My problem arises when I form the equations of motion. Since I have expressed the object twist in the spatial frame, do I also have to specify the object wrench in the spatial frame?

I did that and found that due to the definition of wrenches, specifying the wrench applied at the point 'p' in the spatial frame requires a special transformation where an additional torque is applied in the spatial frame (due to moving the point of application). I find this a bit frustrating because it becomes harder to interpret the simulation data. Could I just leave the point of application as 'p' and just rotate the force and moment vectors into the inertial frame instead?

Several authors of books and articles gives the EoM in the body frame and not in the spatial frame, is there a reason for this? I mean, don't you almost always want to express the position and orientation relative to an inertial frame?

 

[Liferider]

Ok, I see now that it is a somewhat stupid problem statement, of course one has to develop the EoM for spatial wrench. One can easily be confused when one reads:

Let f ∈ R3 be the force applied to the object at the
point p and let m ∈ R3 be the applied moment. These are
combined into the object load, or wrench, vector denoted
by g = [f, m] ∈ Rnν , where f and m are expressed
in {N}. Like twists, wrenches can be referred to any
convenient frame fixed to the body. One can think of this
as translating the line of application of the force until it
contains the origin of the new frame, then adjusting the
moment component of the wrench to offset the moment
induced by moving the line of the force.

A wrench is a only a wrench if it is expressed in a frame where the point of application is the origin, it is a bit confusing when he writes "f and m are expressed in {N}", where {N} is the inertial frame.

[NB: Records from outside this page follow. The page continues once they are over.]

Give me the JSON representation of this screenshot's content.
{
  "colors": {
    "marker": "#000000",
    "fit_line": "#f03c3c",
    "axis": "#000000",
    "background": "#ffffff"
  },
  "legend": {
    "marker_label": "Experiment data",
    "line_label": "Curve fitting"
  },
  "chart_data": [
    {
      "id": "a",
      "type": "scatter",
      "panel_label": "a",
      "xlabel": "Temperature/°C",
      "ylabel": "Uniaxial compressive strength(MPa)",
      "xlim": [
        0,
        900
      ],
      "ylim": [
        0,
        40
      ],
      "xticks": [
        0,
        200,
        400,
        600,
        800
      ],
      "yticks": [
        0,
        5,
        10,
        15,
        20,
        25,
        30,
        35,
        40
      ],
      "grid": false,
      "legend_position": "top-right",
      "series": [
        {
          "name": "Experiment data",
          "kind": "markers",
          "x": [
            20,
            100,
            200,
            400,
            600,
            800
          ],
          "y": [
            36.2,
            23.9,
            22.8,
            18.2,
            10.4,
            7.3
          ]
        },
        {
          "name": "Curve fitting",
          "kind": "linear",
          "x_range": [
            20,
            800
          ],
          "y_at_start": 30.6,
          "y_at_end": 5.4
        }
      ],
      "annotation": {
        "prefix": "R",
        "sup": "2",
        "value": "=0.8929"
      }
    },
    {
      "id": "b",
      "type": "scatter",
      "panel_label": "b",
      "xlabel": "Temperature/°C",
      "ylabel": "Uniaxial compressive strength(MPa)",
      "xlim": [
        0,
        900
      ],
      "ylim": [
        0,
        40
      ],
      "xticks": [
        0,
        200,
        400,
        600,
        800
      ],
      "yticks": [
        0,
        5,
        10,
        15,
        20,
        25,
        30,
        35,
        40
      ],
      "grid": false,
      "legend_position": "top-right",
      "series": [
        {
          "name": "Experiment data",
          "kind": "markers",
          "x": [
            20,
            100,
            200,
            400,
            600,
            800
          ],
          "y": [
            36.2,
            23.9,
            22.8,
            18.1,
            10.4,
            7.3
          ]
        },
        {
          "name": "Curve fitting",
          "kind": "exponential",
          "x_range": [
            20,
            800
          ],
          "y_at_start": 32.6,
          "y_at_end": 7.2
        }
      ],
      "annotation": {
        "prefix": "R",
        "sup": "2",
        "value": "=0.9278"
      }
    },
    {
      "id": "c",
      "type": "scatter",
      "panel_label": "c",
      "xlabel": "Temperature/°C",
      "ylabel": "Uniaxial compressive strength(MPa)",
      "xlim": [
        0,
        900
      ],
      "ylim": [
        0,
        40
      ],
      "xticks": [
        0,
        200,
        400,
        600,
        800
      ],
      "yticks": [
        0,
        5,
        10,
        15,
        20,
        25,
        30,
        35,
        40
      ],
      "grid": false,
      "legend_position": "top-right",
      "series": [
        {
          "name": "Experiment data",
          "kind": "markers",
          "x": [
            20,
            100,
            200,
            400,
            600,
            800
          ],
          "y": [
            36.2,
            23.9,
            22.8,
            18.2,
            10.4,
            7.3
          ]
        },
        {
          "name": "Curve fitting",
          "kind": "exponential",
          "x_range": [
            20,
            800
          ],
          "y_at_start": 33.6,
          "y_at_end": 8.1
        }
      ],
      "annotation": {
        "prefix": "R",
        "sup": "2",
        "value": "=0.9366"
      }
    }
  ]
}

Anyways, in the EoM I must include the applied external wrench to the object (other than contact wrenches) where I will assume that the force of gravity is the only one, what is the correct way of implementing that? I mean, the point of application is the point 'p', so if I make up a body frame that is world aligned but displaced by 'p', I can transform this gravity wrench from the world aligned body frame to the spatial frame. So,
\begin{align*}
T^0_{b'} =
\begin{bmatrix}
I & p \\
0 & 1
\end{bmatrix} \ g_{app}^{b'} &=
\begin{bmatrix}
f^{b'} \\
\tau^{b'}
\end{bmatrix} =
\begin{bmatrix}
0 \\
0 \\
-mg \\
\mathbf{0}
\end{bmatrix} \\
g_{app} &= Ad^T g_{app}^{b'} =
\begin{bmatrix}
(R^{b'}_0)^T & 0 \\
-(R^{b'}_0)^T [p] & (R^{b'}_0)^T
\end{bmatrix}g_{app}^{b'} =
\begin{bmatrix}
I & 0 \\
-[p] & I
\end{bmatrix}g_{app}^{b'} \\
&\Downarrow \\
g_{app} &=
\begin{bmatrix}
f^{b'} \\
-[p]f^{b'}
\end{bmatrix}
\end{align*}
However, this body, world aligned frame that I just created, is not the same as the general body frame that also has some orientation, so will this spatial applied wrench g_{app} be correct?